Suppose that in addition to the requirement that they never move a larger disk on top of a smaller one, the priests who move the disks of the Tower of Hanoi are also allowed only to move disks one by one from one pole to an adjacent pole. Assume poles $A$ and $C$ are at the two ends of the row and pole $B$ is in the middle. If $b_n$ is the minimum number of moves needed to transfer a tower of $n$ disks from pole $A$ to pole $B$, then show that $b_k = 3b_{k−1} + 1$ for all integers $k \ge 2$.
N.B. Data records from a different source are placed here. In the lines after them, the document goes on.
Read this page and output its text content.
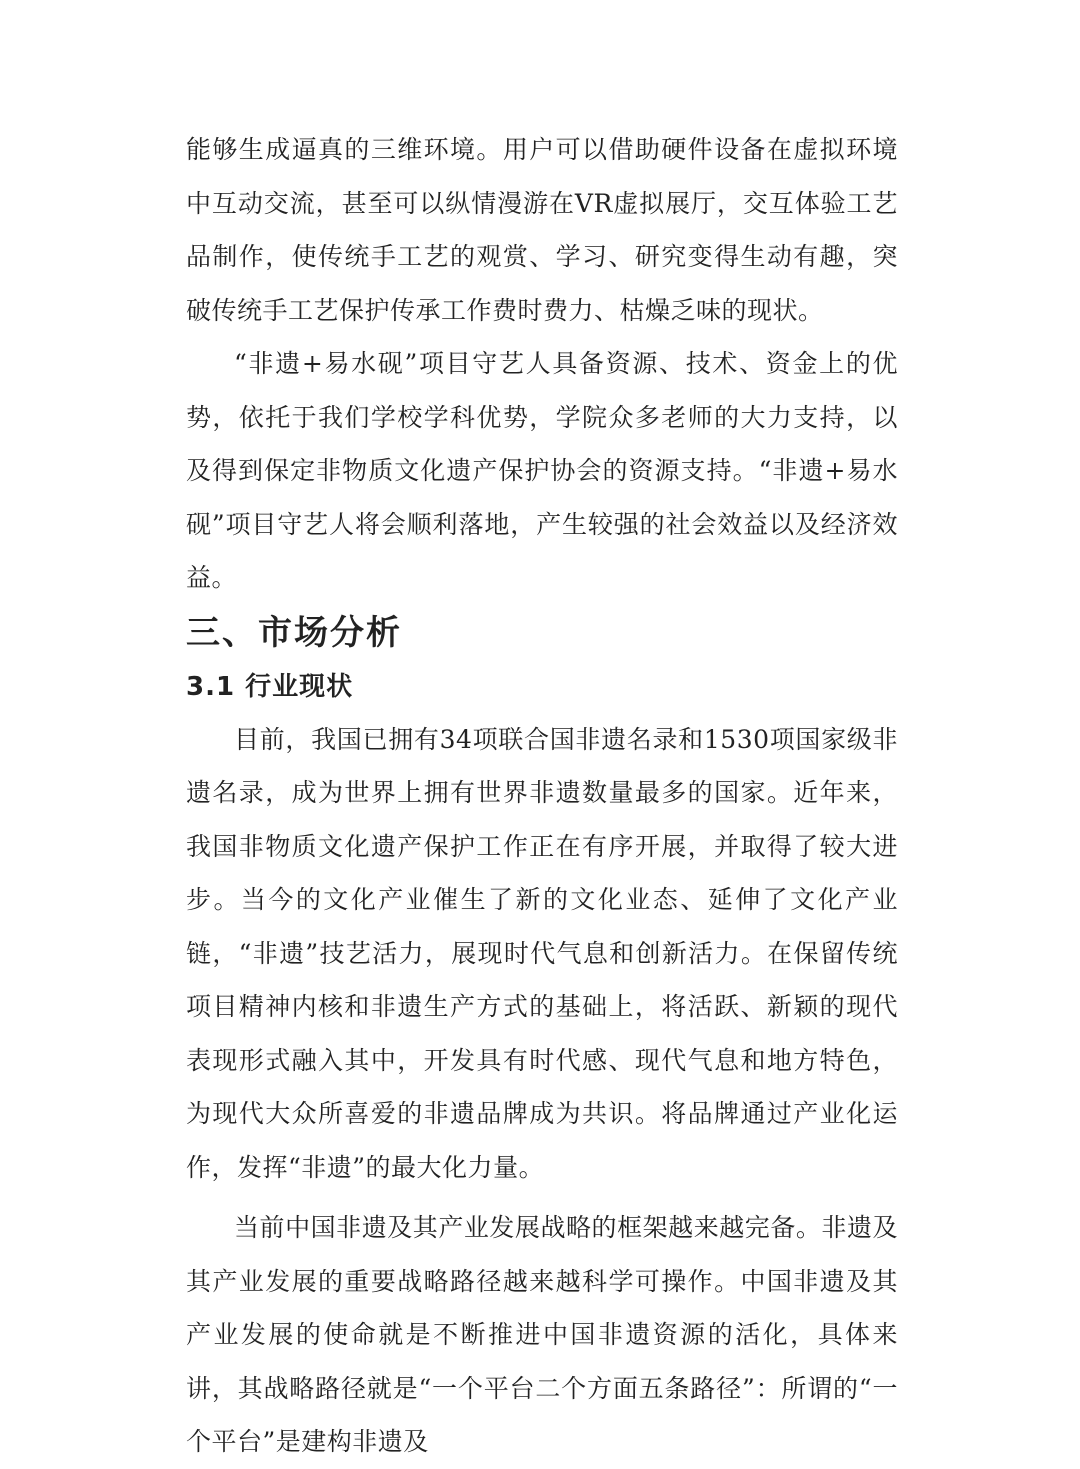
能够生成逼真的三维环境。用户可以借助硬件设备在虚拟环境中互动交流，甚至可以纵情漫游在VR虚拟展厅，交互体验工艺品制作，使传统手工艺的观赏、学习、研究变得生动有趣，突破传统手工艺保护传承工作费时费力、枯燥乏味的现状。

“非遗+易水砚”项目守艺人具备资源、技术、资金上的优势，依托于我们学校学科优势，学院众多老师的大力支持，以及得到保定非物质文化遗产保护协会的资源支持。“非遗+易水砚”项目守艺人将会顺利落地，产生较强的社会效益以及经济效益。

三、市场分析
3.1 行业现状

目前，我国已拥有34项联合国非遗名录和1530项国家级非遗名录，成为世界上拥有世界非遗数量最多的国家。近年来，我国非物质文化遗产保护工作正在有序开展，并取得了较大进步。当今的文化产业催生了新的文化业态、延伸了文化产业链，“非遗”技艺活力，展现时代气息和创新活力。在保留传统项目精神内核和非遗生产方式的基础上，将活跃、新颖的现代表现形式融入其中，开发具有时代感、现代气息和地方特色，为现代大众所喜爱的非遗品牌成为共识。将品牌通过产业化运作，发挥“非遗”的最大化力量。

当前中国非遗及其产业发展战略的框架越来越完备。非遗及其产业发展的重要战略路径越来越科学可操作。中国非遗及其产业发展的使命就是不断推进中国非遗资源的活化，具体来讲，其战略路径就是“一个平台二个方面五条路径”：所谓的“一个平台”是建构非遗及
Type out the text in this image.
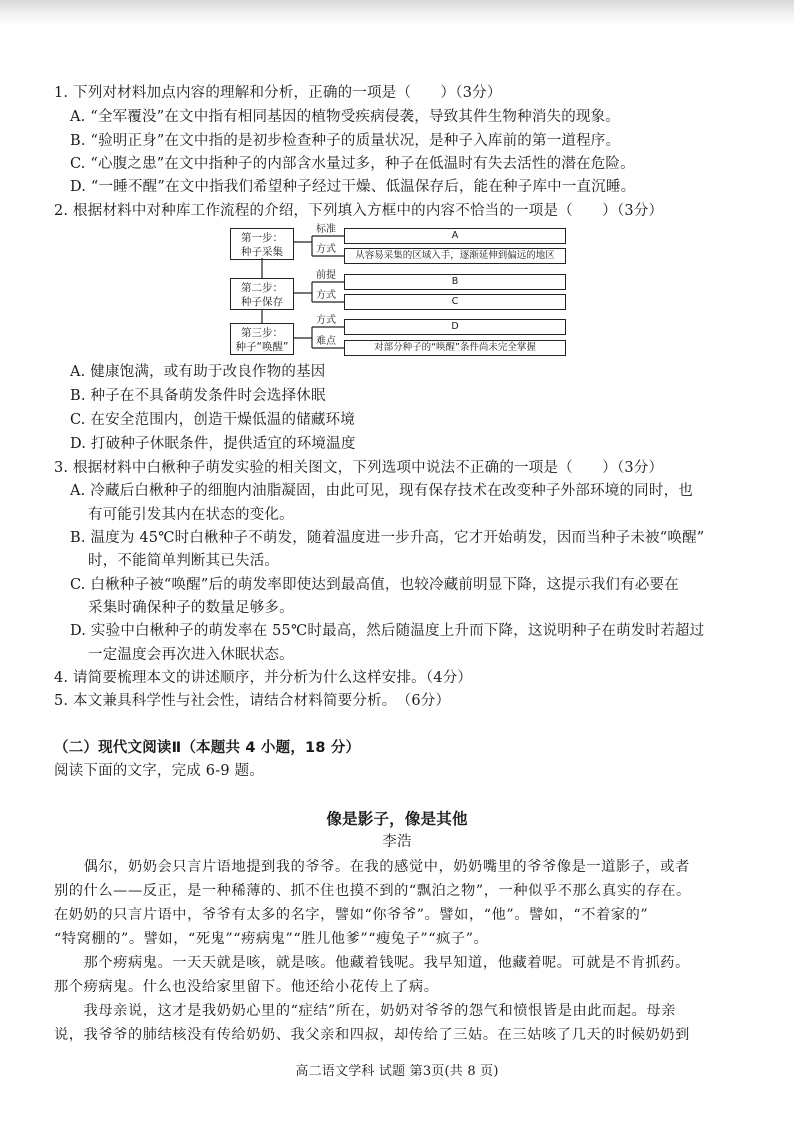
1. 下列对材料加点内容的理解和分析，正确的一项是（　　）（3分）
A. “全军覆没”在文中指有相同基因的植物受疾病侵袭，导致其件生物种消失的现象。
B. “验明正身”在文中指的是初步检查种子的质量状况，是种子入库前的第一道程序。
C. “心腹之患”在文中指种子的内部含水量过多，种子在低温时有失去活性的潜在危险。
D. “一睡不醒”在文中指我们希望种子经过干燥、低温保存后，能在种子库中一直沉睡。
2. 根据材料中对种库工作流程的介绍，下列填入方框中的内容不恰当的一项是（　　）（3分）
第一步：
种子采集
第二步：
种子保存
第三步：
种子“唤醒”
标准
方式
前提
方式
方式
难点
A
从容易采集的区域入手，逐渐延伸到偏远的地区
B
C
D
对部分种子的“唤醒”条件尚未完全掌握
A. 健康饱满，或有助于改良作物的基因
B. 种子在不具备萌发条件时会选择休眠
C. 在安全范围内，创造干燥低温的储藏环境
D. 打破种子休眠条件，提供适宜的环境温度
3. 根据材料中白楸种子萌发实验的相关图文，下列选项中说法不正确的一项是（　　）（3分）
A. 冷藏后白楸种子的细胞内油脂凝固，由此可见，现有保存技术在改变种子外部环境的同时，也
有可能引发其内在状态的变化。
B. 温度为 45℃时白楸种子不萌发，随着温度进一步升高，它才开始萌发，因而当种子未被“唤醒”
时，不能简单判断其已失活。
C. 白楸种子被“唤醒”后的萌发率即使达到最高值，也较冷藏前明显下降，这提示我们有必要在
采集时确保种子的数量足够多。
D. 实验中白楸种子的萌发率在 55℃时最高，然后随温度上升而下降，这说明种子在萌发时若超过
一定温度会再次进入休眠状态。
4. 请简要梳理本文的讲述顺序，并分析为什么这样安排。（4分）
5. 本文兼具科学性与社会性，请结合材料简要分析。　（6分）
（二）现代文阅读Ⅱ（本题共 4 小题，18 分）
阅读下面的文字，完成 6-9 题。
像是影子，像是其他
李浩
　　偶尔，奶奶会只言片语地提到我的爷爷。在我的感觉中，奶奶嘴里的爷爷像是一道影子，或者
别的什么——反正，是一种稀薄的、抓不住也摸不到的“飘泊之物”，一种似乎不那么真实的存在。
在奶奶的只言片语中，爷爷有太多的名字，譬如“你爷爷”。譬如，“他”。譬如，“不着家的”
“特窝棚的”。譬如，“死鬼”“痨病鬼”“胜儿他爹”“瘦兔子”“疯子”。
　　那个痨病鬼。一天天就是咳，就是咳。他藏着钱呢。我早知道，他藏着呢。可就是不肯抓药。
那个痨病鬼。什么也没给家里留下。他还给小花传上了病。
　　我母亲说，这才是我奶奶心里的“症结”所在，奶奶对爷爷的怨气和愤恨皆是由此而起。母亲
说，我爷爷的肺结核没有传给奶奶、我父亲和四叔，却传给了三姑。在三姑咳了几天的时候奶奶到
高二语文学科 试题 第3页(共 8 页)
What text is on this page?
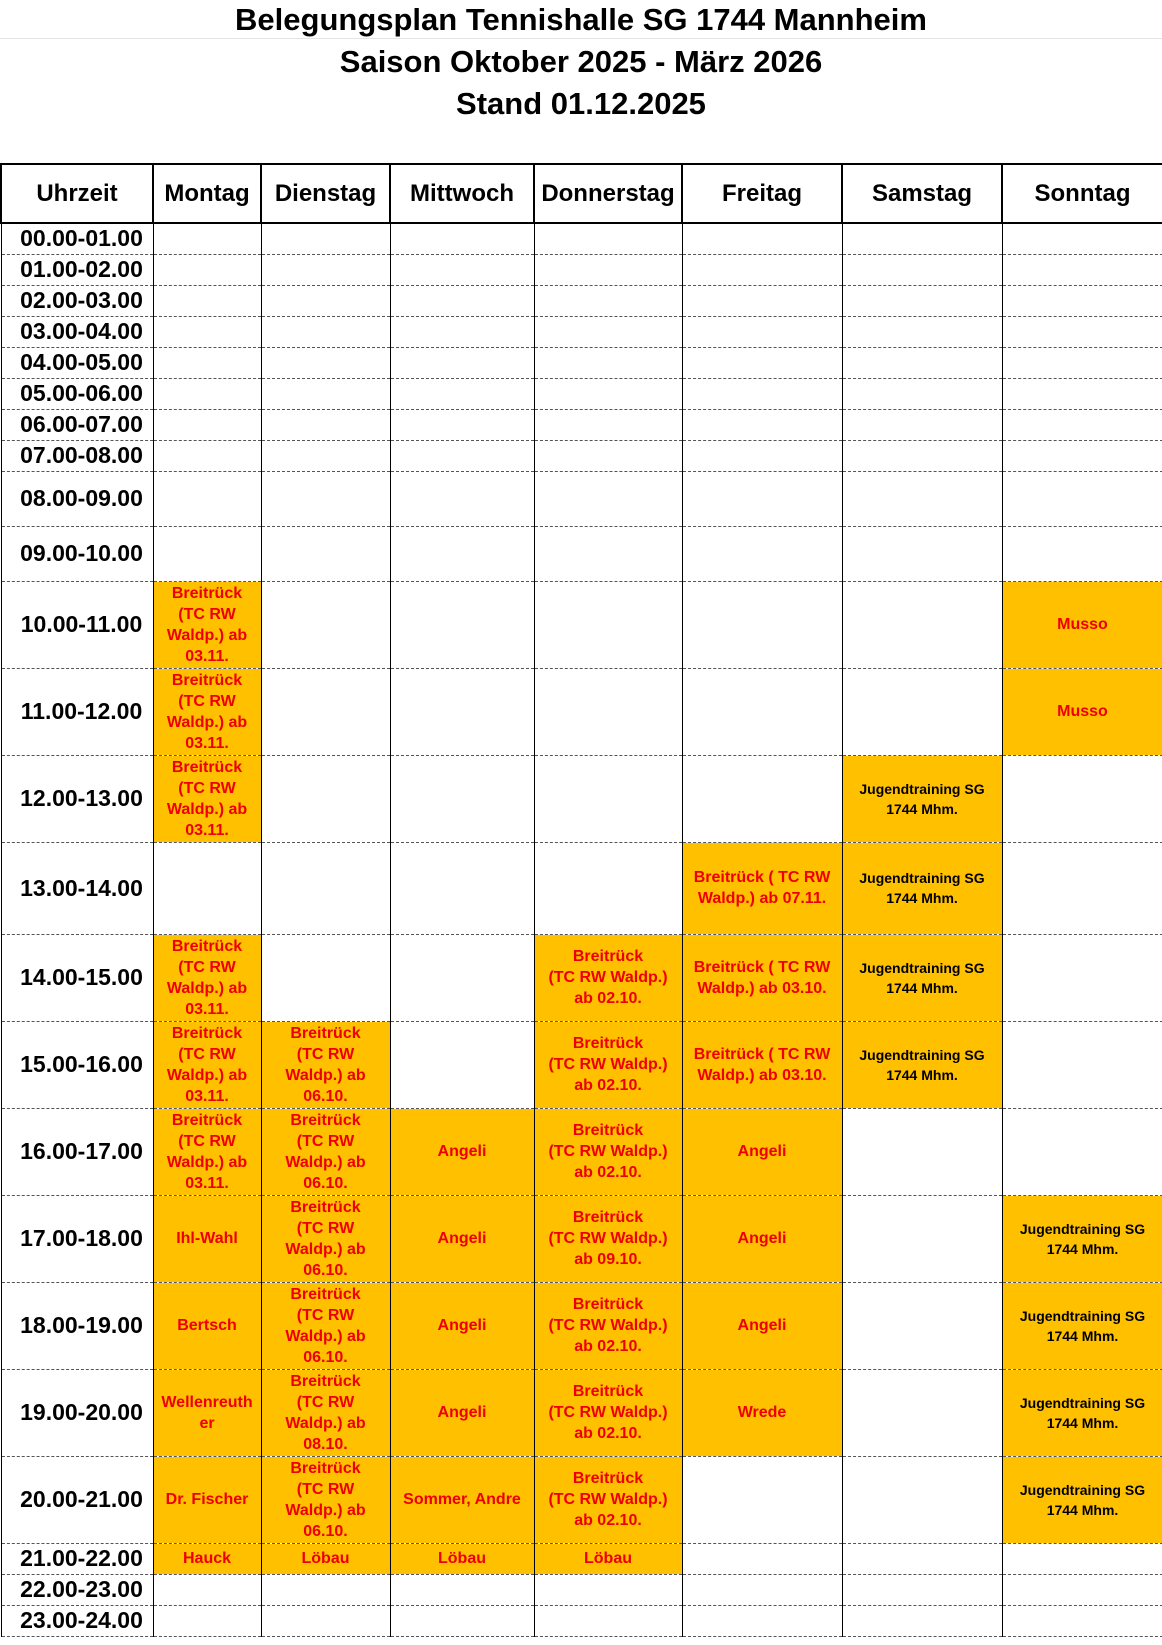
Belegungsplan Tennishalle SG 1744 Mannheim
Saison Oktober 2025 - März 2026
Stand 01.12.2025
Uhrzeit	Montag	Dienstag	Mittwoch	Donnerstag	Freitag	Samstag	Sonntag
00.00-01.00							
01.00-02.00							
02.00-03.00							
03.00-04.00							
04.00-05.00							
05.00-06.00							
06.00-07.00							
07.00-08.00							
08.00-09.00							
09.00-10.00							
10.00-11.00	Breitrück
(TC RW
Waldp.) ab
03.11.						Musso

11.00-12.00	Breitrück
(TC RW
Waldp.) ab
03.11.						Musso

12.00-13.00	Breitrück
(TC RW
Waldp.) ab
03.11.					Jugendtraining SG
1744 Mhm.	

13.00-14.00					Breitrück ( TC RW
Waldp.) ab 07.11.	Jugendtraining SG
1744 Mhm.	

14.00-15.00	Breitrück
(TC RW
Waldp.) ab
03.11.			Breitrück
(TC RW Waldp.)
ab 02.10.	Breitrück ( TC RW
Waldp.) ab 03.10.	Jugendtraining SG
1744 Mhm.	

15.00-16.00	Breitrück
(TC RW
Waldp.) ab
03.11.	Breitrück
(TC RW
Waldp.) ab
06.10.		Breitrück
(TC RW Waldp.)
ab 02.10.	Breitrück ( TC RW
Waldp.) ab 03.10.	Jugendtraining SG
1744 Mhm.	

16.00-17.00	Breitrück
(TC RW
Waldp.) ab
03.11.	Breitrück
(TC RW
Waldp.) ab
06.10.	Angeli	Breitrück
(TC RW Waldp.)
ab 02.10.	Angeli		

17.00-18.00	Ihl-Wahl	Breitrück
(TC RW
Waldp.) ab
06.10.	Angeli	Breitrück
(TC RW Waldp.)
ab 09.10.	Angeli		Jugendtraining SG
1744 Mhm.

18.00-19.00	Bertsch	Breitrück
(TC RW
Waldp.) ab
06.10.	Angeli	Breitrück
(TC RW Waldp.)
ab 02.10.	Angeli		Jugendtraining SG
1744 Mhm.

19.00-20.00	Wellenreuth
er	Breitrück
(TC RW
Waldp.) ab
08.10.	Angeli	Breitrück
(TC RW Waldp.)
ab 02.10.	Wrede		Jugendtraining SG
1744 Mhm.

20.00-21.00	Dr. Fischer	Breitrück
(TC RW
Waldp.) ab
06.10.	Sommer, Andre	Breitrück
(TC RW Waldp.)
ab 02.10.			Jugendtraining SG
1744 Mhm.

21.00-22.00	Hauck	Löbau	Löbau	Löbau			

22.00-23.00							
23.00-24.00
My book gives two answers: one is exactly like the one given by Barry Cipra in Proof with induction for a Tower of Hanoi with Adjacency Requirement and the other one is given as
Another solution is to prove by mathematical induction that when a most efficient transfer of $n$ disks from one end pole to the other end pole is performed, at some point all the disks are on the middle pole.
I'll try the inductive step. Consider $k + 1$ disks. Suppose we end up with $k$ disks on the pole $B$ after performing the most efficient moves from one pole to another. Let it be our hypothesis. Then there'll be only one disk left on either $A$ or $C$. This last disk is the smallest one because otherwise we wouldn't be able to stack all $k$ disks on one pole according to the rules. Then we simply move the last disk onto $B$ which we can because both $A$ and $C$ are adjacent to $B$. So $k + 1$ disks end up on $B$. Does this work?
Suppose as induction hypothesis that when a most efficient transfer of $n$ disks from one end pole to the other end pole is performed, at some point all of the disks are on the middle pole. Now start with $n+1$ disks on pole $A$. At some point the largest disk must be moved from pole $A$ to pole $B$. This can happen only when all $n$ of the smaller disks are on pole $C$, so immediately after moving the largest disk for the first time we have it on $B$ and the rest on $C$. At some point after this we must move the largest disk from $B$ to $C$. This can happen only when the other $n$ disks are on $A$. If we moved them from $C$ to $A$ as efficiently as possible, the induction hypothesis ensures that at some point all of them were on $B$.
Suppose that at that point the largest disk was not on $B$. It could have moved only when all of the other disks were on $A$ or on $C$. At that point they had not yet all reached $A$, because at that point the most efficient transfer of them from $C$ to $A$ was still in progress. They were all on $C$ just before the transfer started, but moving the largest disk back to $A$ at that point would clearly have been waste motion, undoing the immediately preceding move of it from $A$ to $B$. If at some point after that they were again all on $C$, that whole sequence of moves could be cut out of the transfer without changing the outcome, contradicting the fact that we were moving the smallest $k$ disks from $C$ to $A$ as efficiently as possible. Thus, at that point all $k+1$ disks were on pole $B$, as claimed.
We can now justify the recurrence. At some point in the transfer of the top $k$ disks from $A$ to $C$, all of them were on $B$, and by hypothesis it takes at least $b_k$ moves to reach that point. It takes at least another $b_k$ moves to get them to $C$, so it takes at least $2b_k$ to get them from $A$ to $C$ (and we know that it can be done in that many moves). Moving the largest disk from $A$ to $B$ takes $1$ move, and then it takes at least another $b_k$ moves to get the other $k$ disks from $C$ to $B$ (and again we know that it can be done in that many moves). This, moving the $k+1$ disks most efficiently from $A$ to $B$ requires $3b_k+1$ moves, and we have the desired recurrence, $b_{k+1}=3b_k+1$.